De onde eu vim não tinha missa, mas tinha galo
Diziam que o Menino Jesus nasceu numa manjedoura. Só o dizer já complicou porque, na minha terra, ninguém sabia o que era manjedoura. Depois, outro padre menos metido a besta foi para lá e disse ao povo que Jesus nasceu em um estábulo, dentro duma gamela de dar comida aos cavalos. Um senhor da roça, muito humildemente, perguntou ao padre o que era um estábulo. “Curral!”, disse o padre. Aí o povo fez “oooohhh!!! num misto de consternação e revolta. Os mais afoitos queriam ir na Galiléia matar Herodes. Só não foram porque só haveria transporte de volta depois do ano novo.
A partir desse dia a gente ficou sabendo o que aconteceu de maneira explícita: o Menino Jesus, apesar de ser filho do dono do mundo, nasceu na maior pindaíba, pobre de Jó: nasceu como indigente, teve uma gamela como berço e o feno como colchão. Bebeu leite de jega desnatado e, como seu pai não tinha dinheiro para comprar rojão, Deus mandou uma estrela anunciar o nascimento. Quando o galo cantou de madrugada, o papa celebrou uma missa em sua homenagem.
A história do Menino Jesus é mais ou menos igual à minha. Não nasci num curral, mas o meu colchão foi de capim. Não teve rojão nem estrela, mas o galo cantou, porque é da natureza de todo galo cantar nas madrugadas feito boêmios em serenata. Pelo menos nos tempos que havia galos noites e quintais. E serenatas.
Bebi leite de jega que era para não pegar "defruço" e o padre, quando me viu no dia do batizado, quis fazer uma sessão de exorcismo antes de jogar a água benta em mim.
Nenhum rei ou plebeu me presenteou com nada. Em toda infância só ganhei um presente: uma boneca que um dos meus sete irmãos mais velhos arrematou em um leilão. Ele ia dar de presente à namorada, mas ela não quis. Estava na idade de brincar com outra coisa, mas ele não entendia dessas necessidades vitais.

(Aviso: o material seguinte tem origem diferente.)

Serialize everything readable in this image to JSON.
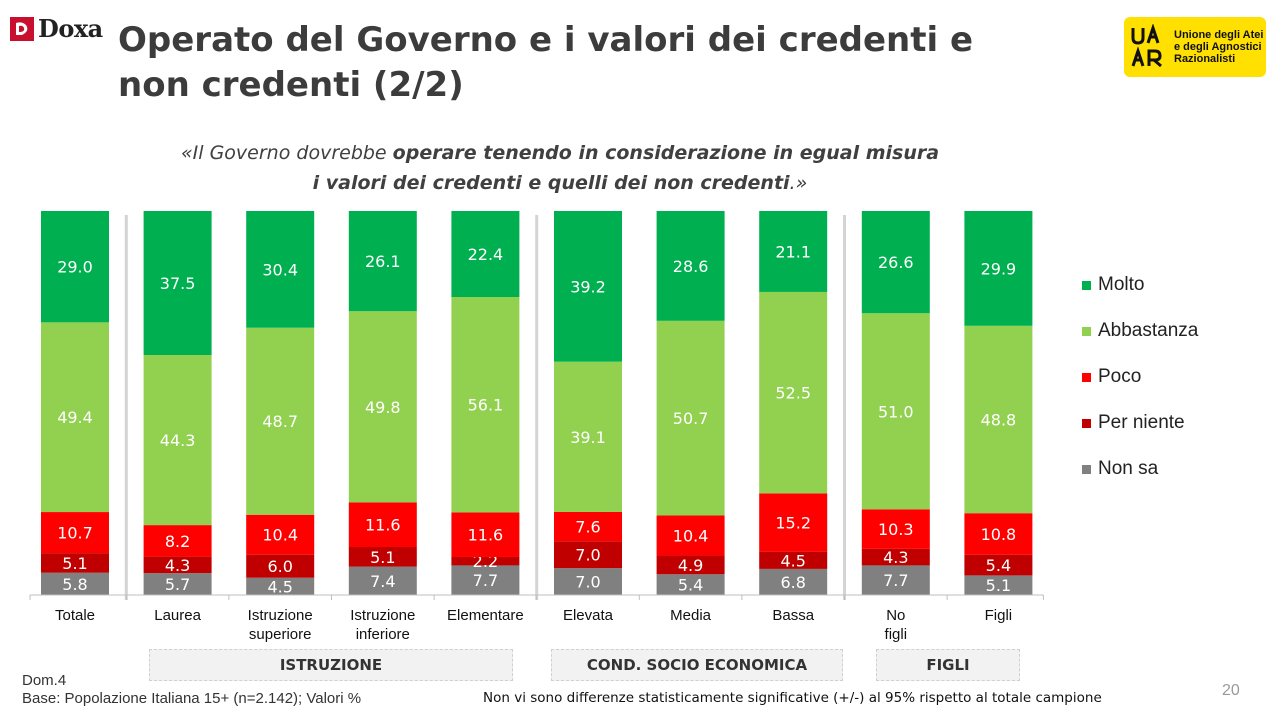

Minha alegria com o presente durou pouco. No dia seguinte chegou um tio lá em casa e disse à minha mãe que menino homem não brincava de boneca. Isso era coisa de mulher ou de xibungo. Minha mãe levou a mão ao queixo e exclamou: “Meu Deus!” E foi assim que, em nome da macheza sertaneja o meu primeiro e único presente foi surrupiado e entregue a uma das minhas irmãs.

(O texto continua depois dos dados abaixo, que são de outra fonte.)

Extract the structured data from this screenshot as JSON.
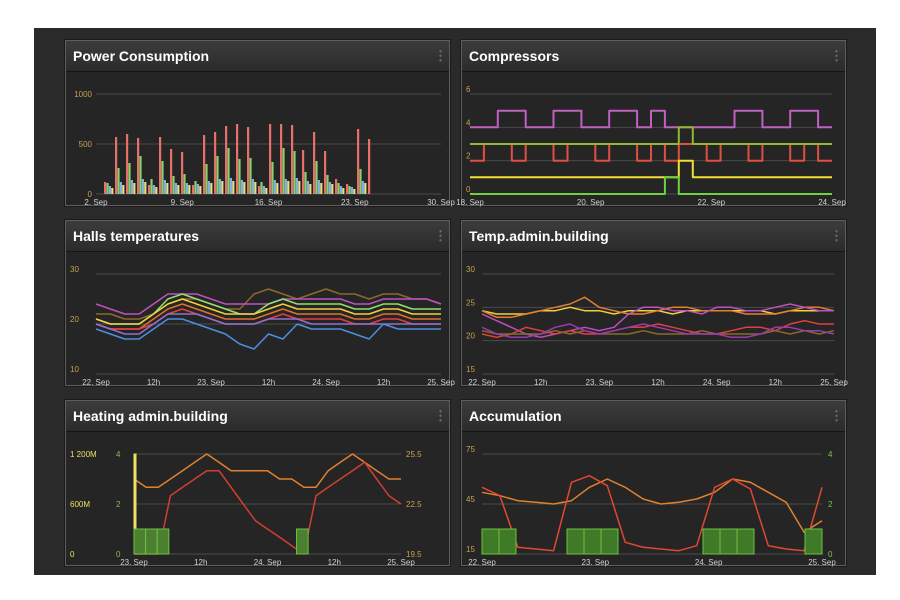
{
  "panels": {
    "power": {
      "title": "Power Consumption",
      "chart_data": {
        "type": "bar",
        "title": "Power Consumption",
        "y_ticks": [
          "0",
          "500",
          "1000"
        ],
        "ylim": [
          0,
          1000
        ],
        "x_ticks": [
          "2. Sep",
          "9. Sep",
          "16. Sep",
          "23. Sep",
          "30. Sep"
        ],
        "grid": true,
        "colors": {
          "red": "#e8706c",
          "green": "#8bd16b",
          "blue": "#7db1e6",
          "yellow": "#e8e080"
        },
        "series": [
          {
            "color_key": "red",
            "values": [
              120,
              570,
              600,
              560,
              90,
              570,
              450,
              420,
              90,
              590,
              620,
              680,
              700,
              670,
              80,
              700,
              700,
              690,
              440,
              620,
              430,
              150,
              100,
              650,
              550
            ]
          },
          {
            "color_key": "green",
            "values": [
              110,
              260,
              310,
              380,
              150,
              330,
              180,
              200,
              130,
              300,
              380,
              460,
              350,
              360,
              120,
              320,
              460,
              430,
              220,
              330,
              190,
              110,
              80,
              250,
              0
            ]
          },
          {
            "color_key": "blue",
            "values": [
              80,
              120,
              140,
              150,
              90,
              140,
              110,
              110,
              100,
              130,
              150,
              160,
              140,
              150,
              80,
              140,
              150,
              160,
              130,
              140,
              120,
              80,
              70,
              130,
              0
            ]
          },
          {
            "color_key": "yellow",
            "values": [
              60,
              90,
              110,
              120,
              70,
              110,
              90,
              90,
              80,
              110,
              130,
              130,
              120,
              120,
              60,
              110,
              130,
              130,
              100,
              110,
              100,
              60,
              50,
              110,
              0
            ]
          }
        ]
      }
    },
    "compressors": {
      "title": "Compressors",
      "chart_data": {
        "type": "line",
        "title": "Compressors",
        "y_ticks": [
          "0",
          "2",
          "4",
          "6"
        ],
        "ylim": [
          0,
          6
        ],
        "x_ticks": [
          "18. Sep",
          "20. Sep",
          "22. Sep",
          "24. Sep"
        ],
        "grid": true,
        "series": [
          {
            "color": "#c060c0",
            "values": [
              4,
              4,
              5,
              5,
              4,
              4,
              5,
              5,
              4,
              4,
              5,
              5,
              4,
              5,
              4,
              4,
              4,
              4,
              4,
              5,
              5,
              4,
              4,
              5,
              5,
              4
            ]
          },
          {
            "color": "#e05040",
            "values": [
              2,
              3,
              3,
              2,
              3,
              3,
              2,
              3,
              3,
              2,
              3,
              3,
              2,
              3,
              2,
              3,
              3,
              2,
              3,
              3,
              2,
              3,
              3,
              2,
              3,
              2
            ]
          },
          {
            "color": "#90b830",
            "values": [
              3,
              3,
              3,
              3,
              3,
              3,
              3,
              3,
              3,
              3,
              3,
              3,
              3,
              3,
              3,
              4,
              3,
              3,
              3,
              3,
              3,
              3,
              3,
              3,
              3,
              3
            ]
          },
          {
            "color": "#f0e030",
            "values": [
              1,
              1,
              1,
              1,
              1,
              1,
              1,
              1,
              1,
              1,
              1,
              1,
              1,
              1,
              1,
              2,
              1,
              1,
              1,
              1,
              1,
              1,
              1,
              1,
              1,
              1
            ]
          },
          {
            "color": "#70d040",
            "values": [
              0,
              0,
              0,
              0,
              0,
              0,
              0,
              0,
              0,
              0,
              0,
              0,
              0,
              0,
              1,
              0,
              0,
              0,
              0,
              0,
              0,
              0,
              0,
              0,
              0,
              0
            ]
          }
        ]
      }
    },
    "halls": {
      "title": "Halls temperatures",
      "chart_data": {
        "type": "line",
        "title": "Halls temperatures",
        "y_ticks": [
          "10",
          "20",
          "30"
        ],
        "ylim": [
          10,
          30
        ],
        "x_ticks": [
          "22. Sep",
          "12h",
          "23. Sep",
          "12h",
          "24. Sep",
          "12h",
          "25. Sep"
        ],
        "grid": true,
        "series": [
          {
            "color": "#8a6a2a",
            "values": [
              22,
              22,
              21,
              21,
              22,
              24,
              25,
              25,
              24,
              23,
              23,
              26,
              27,
              26,
              25,
              26,
              27,
              26,
              26,
              25,
              26,
              26,
              25,
              25,
              24
            ]
          },
          {
            "color": "#c050c0",
            "values": [
              24,
              23,
              22,
              22,
              24,
              26,
              26,
              26,
              25,
              24,
              24,
              24,
              24,
              25,
              25,
              25,
              25,
              25,
              24,
              24,
              25,
              25,
              25,
              25,
              24
            ]
          },
          {
            "color": "#90e070",
            "values": [
              21,
              20,
              20,
              20,
              22,
              25,
              26,
              25,
              24,
              23,
              22,
              22,
              24,
              25,
              24,
              24,
              24,
              24,
              23,
              23,
              24,
              24,
              23,
              23,
              23
            ]
          },
          {
            "color": "#f0d040",
            "values": [
              21,
              20,
              20,
              20,
              22,
              24,
              25,
              24,
              23,
              22,
              22,
              22,
              23,
              24,
              23,
              23,
              23,
              23,
              22,
              22,
              23,
              23,
              22,
              22,
              22
            ]
          },
          {
            "color": "#e07030",
            "values": [
              20,
              19,
              19,
              19,
              21,
              23,
              24,
              23,
              22,
              21,
              21,
              21,
              22,
              23,
              22,
              22,
              22,
              22,
              21,
              21,
              22,
              22,
              21,
              21,
              21
            ]
          },
          {
            "color": "#e04040",
            "values": [
              20,
              19,
              19,
              19,
              20,
              22,
              23,
              22,
              21,
              20,
              20,
              20,
              21,
              22,
              21,
              21,
              21,
              21,
              20,
              20,
              21,
              21,
              20,
              20,
              20
            ]
          },
          {
            "color": "#9070d0",
            "values": [
              20,
              19,
              18,
              18,
              20,
              22,
              22,
              22,
              21,
              20,
              20,
              20,
              21,
              21,
              21,
              20,
              20,
              20,
              20,
              20,
              20,
              20,
              20,
              20,
              20
            ]
          },
          {
            "color": "#4a90e0",
            "values": [
              19,
              18,
              17,
              17,
              19,
              21,
              21,
              20,
              19,
              18,
              16,
              15,
              18,
              17,
              20,
              19,
              19,
              19,
              18,
              17,
              20,
              19,
              19,
              19,
              19
            ]
          }
        ]
      }
    },
    "admin_temp": {
      "title": "Temp.admin.building",
      "chart_data": {
        "type": "line",
        "title": "Temp.admin.building",
        "y_ticks": [
          "15",
          "20",
          "25",
          "30"
        ],
        "ylim": [
          15,
          30
        ],
        "x_ticks": [
          "22. Sep",
          "12h",
          "23. Sep",
          "12h",
          "24. Sep",
          "12h",
          "25. Sep"
        ],
        "grid": true,
        "series": [
          {
            "color": "#f0d040",
            "values": [
              24.5,
              24,
              24,
              24,
              24.5,
              24.5,
              25,
              24.5,
              24.5,
              24,
              24.5,
              24.5,
              24.5,
              24,
              24.5,
              24.5,
              24.5,
              24.5,
              24.5,
              24.5,
              24,
              24.5,
              24.5,
              24.5,
              24.5
            ]
          },
          {
            "color": "#e08030",
            "values": [
              24.5,
              23.5,
              23.5,
              24,
              24.5,
              25,
              25.5,
              26.5,
              25,
              24.5,
              24,
              24,
              24.5,
              25,
              25,
              24.5,
              24.5,
              24.5,
              24,
              24,
              24,
              24.5,
              25,
              25,
              24.5
            ]
          },
          {
            "color": "#c050c0",
            "values": [
              24,
              23,
              22,
              21,
              20.5,
              21,
              21.5,
              22,
              21.5,
              22,
              24,
              25,
              25,
              24.5,
              24.5,
              24,
              25,
              25,
              24.5,
              24.5,
              25,
              25.5,
              25,
              24.5,
              24.5
            ]
          },
          {
            "color": "#e04040",
            "values": [
              21,
              20.5,
              21,
              22,
              21.5,
              21,
              21.5,
              21,
              21,
              21.5,
              22,
              22,
              22.5,
              22,
              21.5,
              21,
              21,
              21.5,
              22,
              22,
              21.5,
              22.5,
              23,
              22.5,
              22.5
            ]
          },
          {
            "color": "#8a6a2a",
            "values": [
              21.5,
              21,
              21,
              21,
              21,
              21.5,
              21,
              21.5,
              21,
              21,
              21,
              21.5,
              21,
              21,
              21,
              21.5,
              21,
              21,
              21,
              21,
              21.5,
              21,
              21.5,
              21,
              21.5
            ]
          },
          {
            "color": "#9a3ab0",
            "values": [
              22,
              21,
              20.5,
              20.5,
              21,
              22,
              22.5,
              21.5,
              21,
              21.5,
              22,
              22.5,
              22,
              21.5,
              21,
              21,
              21,
              20.5,
              20.5,
              21,
              22,
              22,
              21.5,
              21.5,
              21
            ]
          }
        ]
      }
    },
    "heating": {
      "title": "Heating admin.building",
      "chart_data": {
        "type": "line",
        "title": "Heating admin.building",
        "y_left_ticks": [
          "0",
          "600M",
          "1 200M"
        ],
        "y_mid_ticks": [
          "0",
          "2",
          "4"
        ],
        "y_right_ticks": [
          "19.5",
          "22.5",
          "25.5"
        ],
        "x_ticks": [
          "23. Sep",
          "12h",
          "24. Sep",
          "12h",
          "25. Sep"
        ],
        "grid": true,
        "series": [
          {
            "color": "#e08030",
            "axis": "right",
            "values": [
              24,
              23.5,
              23.5,
              24,
              24.5,
              25,
              25.5,
              25,
              24.5,
              24.5,
              24.5,
              24.5,
              24,
              24,
              23.5,
              23.5,
              24.5,
              25,
              25.5,
              25,
              24.5,
              24,
              24
            ]
          },
          {
            "color": "#d04030",
            "axis": "right",
            "values": [
              19.5,
              19.5,
              19.5,
              23,
              23.5,
              24,
              24.5,
              24.5,
              23.5,
              22.5,
              21.5,
              21,
              20.5,
              20,
              19.5,
              23,
              23.5,
              24,
              24.5,
              25,
              24,
              23,
              22.5
            ]
          },
          {
            "color": "#f0e060",
            "axis": "left",
            "values": [
              1200,
              0,
              0,
              0,
              0,
              0,
              0,
              0,
              0,
              0,
              0,
              0,
              0,
              0,
              0,
              0,
              0,
              0,
              0,
              0,
              0,
              0,
              0
            ]
          },
          {
            "color": "#70c040",
            "axis": "mid",
            "values": [
              1,
              1,
              1,
              0,
              0,
              0,
              0,
              0,
              0,
              0,
              0,
              0,
              0,
              0,
              1,
              0,
              0,
              0,
              0,
              0,
              0,
              0,
              0
            ]
          }
        ]
      }
    },
    "accumulation": {
      "title": "Accumulation",
      "chart_data": {
        "type": "line",
        "title": "Accumulation",
        "y_left_ticks": [
          "15",
          "45",
          "75"
        ],
        "y_right_ticks": [
          "0",
          "2",
          "4"
        ],
        "x_ticks": [
          "22. Sep",
          "23. Sep",
          "24. Sep",
          "25. Sep"
        ],
        "grid": true,
        "series": [
          {
            "color": "#e08030",
            "axis": "left",
            "values": [
              52,
              50,
              47,
              46,
              45,
              47,
              55,
              60,
              55,
              48,
              45,
              46,
              48,
              52,
              60,
              58,
              52,
              46,
              28,
              35
            ]
          },
          {
            "color": "#e04830",
            "axis": "left",
            "values": [
              55,
              50,
              19,
              18,
              17,
              58,
              62,
              56,
              22,
              19,
              18,
              17,
              20,
              55,
              60,
              54,
              20,
              18,
              17,
              55
            ]
          },
          {
            "color": "#70c040",
            "axis": "right",
            "values": [
              1,
              1,
              0,
              0,
              0,
              1,
              1,
              1,
              0,
              0,
              0,
              0,
              0,
              1,
              1,
              1,
              0,
              0,
              0,
              1
            ]
          }
        ]
      }
    }
  },
  "colors": {
    "background": "#2a2a2a",
    "panel_bg": "#252525",
    "axis_text": "#c8a050",
    "tick_text": "#d0d0d0",
    "grid": "#4a4a4a"
  }
}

No natal lá na minha terra não havia ceia especial, árvore de natal piscante nem troca de presentes. Muito menos jingobéus, acabou o papel, papai noel e amigo secreto que, de tão secreto, todo mundo sabe quem tirou quem desde o dia do sorteio. Missa do galo ninguém sabia o que era, embora houvesse missa normal, e o padre aproveitava a onda e metia a faca nos fiéis com a cantilena do ano todo de que a igreja precisava de reforma.
A diversão era visitar as lapinhas. Rústicas, mas bem criativas. A maior e a mais bonita era a de dona Pureza. Ocupava metade da sala. E o povo fazia fila na porta para ver. E ela, numa simpatia contagiante, ficava o tempo todo atendendo ao povo em conversa de amigo. Só fechava a porta quando o gerador de eletricidade dava sinal de que ia ser desligado ou então quando o sino batia em convocação de missa.
Não havia folguedos, auto de natal ou qualquer coisa parecida. Numa cidade com fortes traços indígenas, a cultura do colonizador não se sobrepôs. O branco que por lá aportou, não trouxe em seus alforjes as tradições populares da Corte como aconteceu na maioria das cidades brasileiras. Tratou-se da elite falida importada por D. Pedro II com o objetivo de dar um caráter de nobreza ao interior brasileiro, até então povoado por índios, negros fujões e brancos fugitivos da justiça. Mas, para contrariar os cortesãos, havia a folia de reis no dia seis de janeiro. Os foliões saíam de casa em casa, de roça em roça, cantando e dançando ao sabor da pinga queimada com vinho de Jurubeba Leão do Norte. Era uma festa quando eles chegavam. Todo mundo entrava na folia, que terminava em samba de roda.
No dia seguinte as pessoas desmontavam as lapinhas conforme mandava o manual do padre. Guardavam-se os bois e jumentos de barro cozido, os santos voltavam aos seus nichos, e a vida continuava como dantes no quartel de Abrantes, sem que ninguém desejasse um feliz natal, boas festas ou coisas que tais, mas mesmo assim, durante o ciclo natalino, o povo da roça e o da cidade vivia em sincera e alegre confraternização. Sem saberem, praticavam o verdadeiro espírito de natal.